3. The protocol must hold at least 1 unit of stablecoin to mint every new OHM entering circulation, and it expands its supply as it accrues more capital to back new issuance, as long as traded above the 1 dollar value.
4. The increase of the supply is distributed to those supporting the project by staking OHM. Every eight hours, the protocol awards a percentage of the amount staked, which is automatically compounded to the staker's position.
5. Higher yield doesn't often ensure sustainability. Also in many cases, a protocol's treasury is largely composed of its own native tokens. @OlympusDAO attempts to get around this with the protocol-owned liquidity (POL).

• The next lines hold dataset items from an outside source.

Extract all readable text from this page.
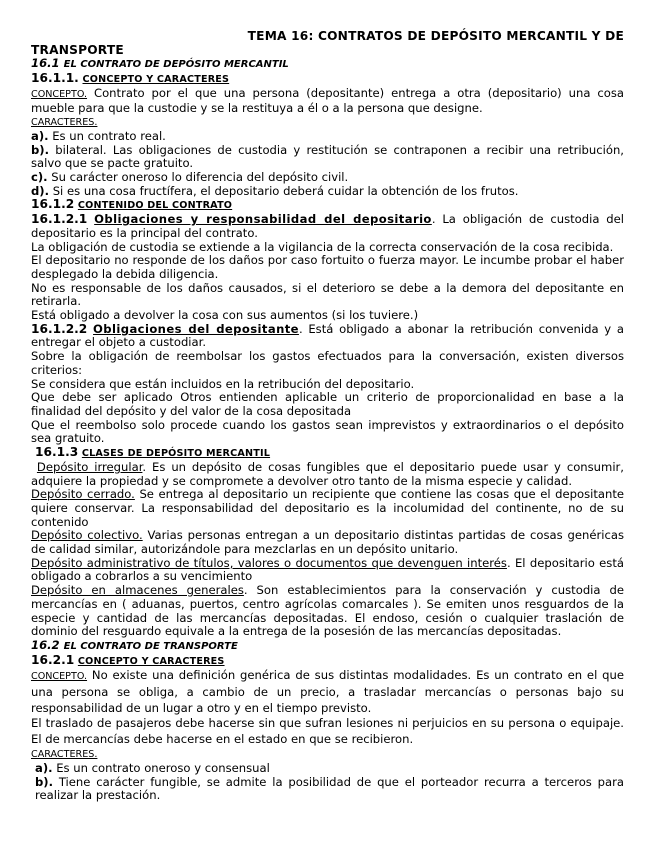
TEMA 16: CONTRATOS DE DEPÓSITO MERCANTIL Y DE
TRANSPORTE

16.1 EL CONTRATO DE DEPÓSITO MERCANTIL

16.1.1. CONCEPTO Y CARACTERES

CONCEPTO. Contrato por el que una persona (depositante) entrega a otra (depositario) una cosa mueble para que la custodie y se la restituya a él o a la persona que designe.

CARACTERES.

a). Es un contrato real.

b). bilateral. Las obligaciones de custodia y restitución se contraponen a recibir una retribución, salvo que se pacte gratuito.

c). Su carácter oneroso lo diferencia del depósito civil.

d). Si es una cosa fructífera, el depositario deberá cuidar la obtención de los frutos.

16.1.2 CONTENIDO DEL CONTRATO

16.1.2.1 Obligaciones y responsabilidad del depositario. La obligación de custodia del depositario es la principal del contrato.

La obligación de custodia se extiende a la vigilancia de la correcta conservación de la cosa recibida.

El depositario no responde de los daños por caso fortuito o fuerza mayor. Le incumbe probar el haber desplegado la debida diligencia.

No es responsable de los daños causados, si el deterioro se debe a la demora del depositante en retirarla.

Está obligado a devolver la cosa con sus aumentos (si los tuviere.)

16.1.2.2 Obligaciones del depositante. Está obligado a abonar la retribución convenida y a entregar el objeto a custodiar.

Sobre la obligación de reembolsar los gastos efectuados para la conversación, existen diversos criterios:

Se considera que están incluidos en la retribución del depositario.

Que debe ser aplicado Otros entienden aplicable un criterio de proporcionalidad en base a la finalidad del depósito y del valor de la cosa depositada

Que el reembolso solo procede cuando los gastos sean imprevistos y extraordinarios o el depósito sea gratuito.

16.1.3 CLASES DE DEPÓSITO MERCANTIL

Depósito irregular. Es un depósito de cosas fungibles que el depositario puede usar y consumir, adquiere la propiedad y se compromete a devolver otro tanto de la misma especie y calidad.

Depósito cerrado. Se entrega al depositario un recipiente que contiene las cosas que el depositante quiere conservar. La responsabilidad del depositario es la incolumidad del continente, no de su contenido

Depósito colectivo. Varias personas entregan a un depositario distintas partidas de cosas genéricas de calidad similar, autorizándole para mezclarlas en un depósito unitario.

Depósito administrativo de títulos, valores o documentos que devenguen interés. El depositario está obligado a cobrarlos a su vencimiento

Depósito en almacenes generales. Son establecimientos para la conservación y custodia de mercancías en ( aduanas, puertos, centro agrícolas comarcales ). Se emiten unos resguardos de la especie y cantidad de las mercancías depositadas. El endoso, cesión o cualquier traslación de dominio del resguardo equivale a la entrega de la posesión de las mercancías depositadas.

16.2 EL CONTRATO DE TRANSPORTE

16.2.1 CONCEPTO Y CARACTERES

CONCEPTO. No existe una definición genérica de sus distintas modalidades. Es un contrato en el que una persona se obliga, a cambio de un precio, a trasladar mercancías o personas bajo su responsabilidad de un lugar a otro y en el tiempo previsto.

El traslado de pasajeros debe hacerse sin que sufran lesiones ni perjuicios en su persona o equipaje. El de mercancías debe hacerse en el estado en que se recibieron.

CARACTERES.

a). Es un contrato oneroso y consensual

b). Tiene carácter fungible, se admite la posibilidad de que el porteador recurra a terceros para realizar la prestación.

6. Rather than 'renting' liquidity from token holders by paying rents as mining incentives, @OlympusDAO buys it outright by minting OHM tokens. The treasury benefits both from increasing the value of reserves and from receiving the transaction fees generated from the LP tokens.
7. While the goal of @OlympusDAO is to create a relatively stable asset that is decentralized and can be used as the future reserve currency, for now, the focus is not on stability. During this initial phase, the primary objective is to build as large a treasury as possible.
8. When users buy bonds, they contribute either LP tokens or other assets into the treasury. The treasury will hold more stable assets and it can afford to back more OHM tokens and keep the distribution to stakers within longer period of time. Hence the high APY is maintained.